Jiwa Merindu (Sebuah Pengantar)

Bila dua hati telah saling jatuh cinta dan dipisahkan oleh jarak, apa yang dirasakannya? Rindu. Ya, kerinduan ini harus tetap dijaga, jangan sampai berkurang, atau bahkan hilang bersamaan dengan bergulirnya waktu, agar kelak ketika bertemu cinta tetap bergelora.

Seorang pencinta biasanya menjaga kerinduannya, bahkan bergemuruh seperti gelombang. Sebagaimana puisi berikut ini, inikah gelombang memenuhi dada/ menerjangku yang rindu tiada tara/ kekasih, duhai, kapankah berjumpa (Kekasih, Duhai). Sungguh, perjumpaan adalah tujuan yang ingin dicapai agar kerinduan terobati.
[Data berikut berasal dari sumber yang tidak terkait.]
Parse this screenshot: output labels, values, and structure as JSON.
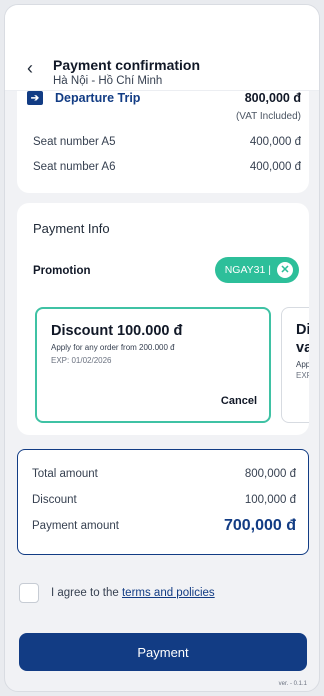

Demikian pula dengan kehidupan secara umum di dunia ini. Agar seseorang dapat hidup dengan baik semestinya mempunyai tujuan. Hidup tanpa tujuan ibarat orang berjalan tanpa arah; tak bergerak dengan dinamis, menjalani waktu terasa sia-sia. Dengan tujuan hidup, menjalani hari-hari terasa lebih bermakna.

Agar seseorang dalam menempuh jarak dengan tujuannya dapat tercapai dengan baik, seseorang harus menjaga kerinduannya agar dapat bertemu dengan tujuan. Sebab, di jalanan siang dan malam, tak jarang seseorang bertemu dengan rayuan yang menggoda, atau bahkan menjebak, agar seseorang lalai akan tujuannya hidupnya.

Maka, tidak ada salahnya seseorang untuk belajar kepada gelombang agar senantiasa bergulung dalam rangka mencapai tujuannya. Aku memilih belajar pada gelombang/ saat kedamaian telaga menyeretku/ pada tangis oleh luka masa lalu// dengan gelombang sukma ini bergelora/ menari riang tak pandang cuaca/ melesatkan doa semenjak dari muara (Belajar pada Gelombang).

Mengapa mesti kepada gelombang? Ini adalah penggambaran semangat agar senantiasa bergelora. Apalagi hidup di zaman modern yang penuh dengan banyaknya pilihan sekaligus persaingan seperti ini, sungguh semangat adalah detak jantung agar seseorang bisa cerdas dan kompetitif dalam mengukir prestasi sekaligus mencapai tujuan.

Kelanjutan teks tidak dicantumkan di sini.